As provided in the Indenture and subject to 

<PAGE>


certain limitations therein set forth, Securities of this series are 
exchangeable for a like aggregate principal amount of Securities of a 
different authorized denomination, as requested by the Holder surrendering 
the same.

          No service charge shall be made for any such registration of 
transfer or exchange, but the Company may require payment of a sum sufficient 
to cover any tax or other governmental charge payable in connection therewith.

          Prior to due presentment of this Security for registration of 
transfer, the Company, the Trustee and any agent of the Company or the 
Trustee may treat the Person in whose name this Security is registered as the 
owner hereof for all purposes, whether or not this Security be overdue, and 
neither the Company, the Trustee nor any such agent shall be affected by 
notice to the contrary.

          All terms used in this Security that are defined in the Indenture 
shall have the meanings assigned to them in the Indenture.

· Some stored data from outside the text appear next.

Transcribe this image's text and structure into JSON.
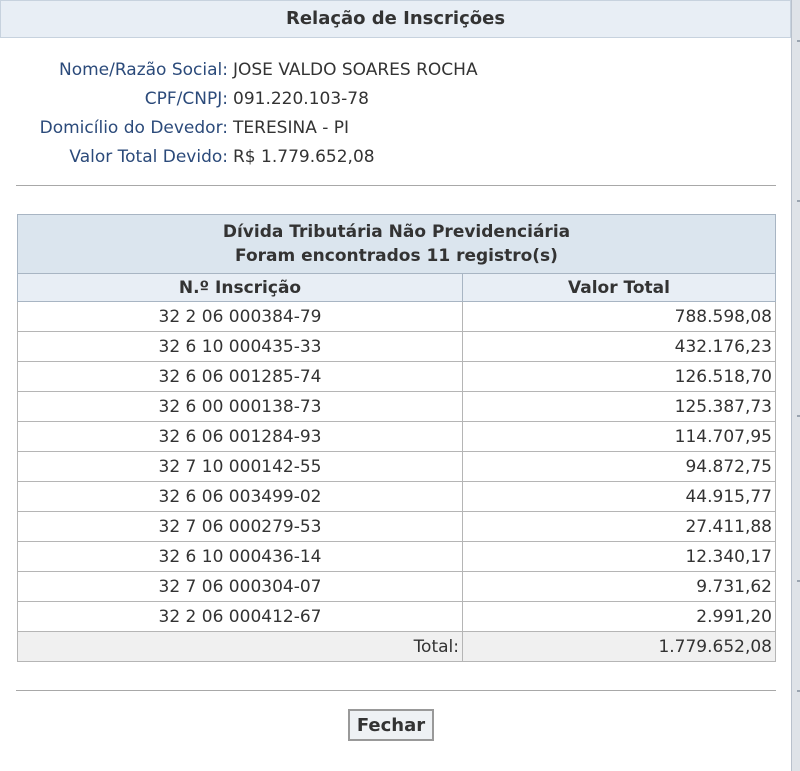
{
  "dialog": {
    "title": "Relação de Inscrições"
  },
  "debtor": {
    "fields": [
      {
        "label": "Nome/Razão Social:",
        "value": "JOSE VALDO SOARES ROCHA"
      },
      {
        "label": "CPF/CNPJ:",
        "value": "091.220.103-78"
      },
      {
        "label": "Domicílio do Devedor:",
        "value": "TERESINA - PI"
      },
      {
        "label": "Valor Total Devido:",
        "value": "R$ 1.779.652,08"
      }
    ]
  },
  "table": {
    "caption_line1": "Dívida Tributária Não Previdenciária",
    "caption_line2": "Foram encontrados 11 registro(s)",
    "columns": [
      "N.º Inscrição",
      "Valor Total"
    ],
    "rows": [
      [
        "32 2 06 000384-79",
        "788.598,08"
      ],
      [
        "32 6 10 000435-33",
        "432.176,23"
      ],
      [
        "32 6 06 001285-74",
        "126.518,70"
      ],
      [
        "32 6 00 000138-73",
        "125.387,73"
      ],
      [
        "32 6 06 001284-93",
        "114.707,95"
      ],
      [
        "32 7 10 000142-55",
        "94.872,75"
      ],
      [
        "32 6 06 003499-02",
        "44.915,77"
      ],
      [
        "32 7 06 000279-53",
        "27.411,88"
      ],
      [
        "32 6 10 000436-14",
        "12.340,17"
      ],
      [
        "32 7 06 000304-07",
        "9.731,62"
      ],
      [
        "32 2 06 000412-67",
        "2.991,20"
      ]
    ],
    "total_label": "Total:",
    "total_value": "1.779.652,08"
  },
  "actions": {
    "close_label": "Fechar"
  }
}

                       _______________________________________

          The following abbreviations, when used in the inscription on the 
first page of this instrument, shall be construed as though they were written 
out in full according to applicable laws or regulations.

          UNIF GIFT MIN ACT --     ________________________________________
                                                  (Cust)

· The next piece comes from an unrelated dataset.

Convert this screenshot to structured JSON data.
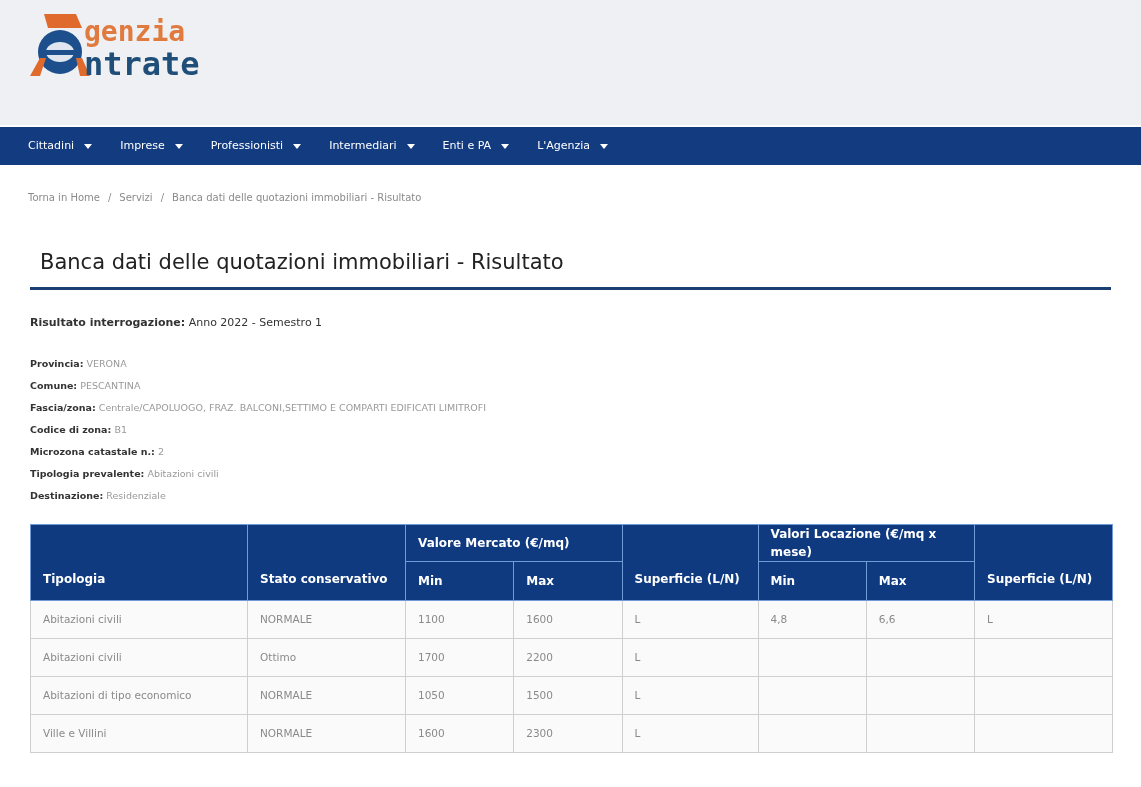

               as Custodian for    ________________________________________
                                                  (Minor)

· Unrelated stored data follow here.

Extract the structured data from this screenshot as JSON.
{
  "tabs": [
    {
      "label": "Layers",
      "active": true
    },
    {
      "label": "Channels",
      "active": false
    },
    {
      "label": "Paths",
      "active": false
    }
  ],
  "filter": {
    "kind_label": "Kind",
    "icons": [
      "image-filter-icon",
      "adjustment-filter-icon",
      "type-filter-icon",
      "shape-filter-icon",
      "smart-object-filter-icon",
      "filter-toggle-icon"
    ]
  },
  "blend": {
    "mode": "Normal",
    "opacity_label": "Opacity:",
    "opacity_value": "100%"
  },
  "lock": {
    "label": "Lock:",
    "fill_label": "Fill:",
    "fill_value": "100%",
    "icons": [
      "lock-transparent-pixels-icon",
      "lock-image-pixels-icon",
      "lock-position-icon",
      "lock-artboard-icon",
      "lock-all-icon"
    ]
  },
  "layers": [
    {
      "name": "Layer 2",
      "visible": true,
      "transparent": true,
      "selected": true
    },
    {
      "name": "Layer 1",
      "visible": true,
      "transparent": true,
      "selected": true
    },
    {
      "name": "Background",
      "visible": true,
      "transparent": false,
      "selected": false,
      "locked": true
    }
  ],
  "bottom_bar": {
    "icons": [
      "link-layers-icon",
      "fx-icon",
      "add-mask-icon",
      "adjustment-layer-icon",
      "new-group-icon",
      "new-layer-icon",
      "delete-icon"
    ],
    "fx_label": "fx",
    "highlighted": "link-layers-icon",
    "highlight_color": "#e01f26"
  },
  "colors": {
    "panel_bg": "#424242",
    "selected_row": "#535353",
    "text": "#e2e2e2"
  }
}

                                   under Uniform Gifts to Minors Act of


                                   ________________________________________
                                                  (State)

          TEN COM   --   as tenants in common
          TEN ENT   --   as tenants by the entireties
          JT  TEN   --   as joint tenants with right of survivorship and not as
                         tenants in common

          Additional abbreviations may also be used though not in the above
list.



<PAGE>


          FOR VALUE RECEIVED, the undersigned hereby sell(s), assign(s) and
transfer(s) unto



[Please Insert Social Security Number or Other Identifying Number of Assignee:]


________________________________________________________________________________


[PLEASE PRINT OR TYPEWRITE NAME AND ADDRESS OF ASSIGNEE:]


________________________________________________________________________________


________________________________________________________________________________


________________________________________________________________________________


the within Security of Commercial Credit Company and does hereby irrevocably
constitute and appoint


________________________________________________________________________________


Attorney to transfer said Security on the books of said Company, with full power
of substitution in the premises.



Dated: ____________________        ________________________________________
                                   NOTICE:  The signature to this assignment
                                   must correspond with the name as written upon
                                   the first page of the within Security in
                                   every particular, without alteration or
                                   enlargement or any change whatever, and be
                                   guaranteed by the endorser's bank or broker.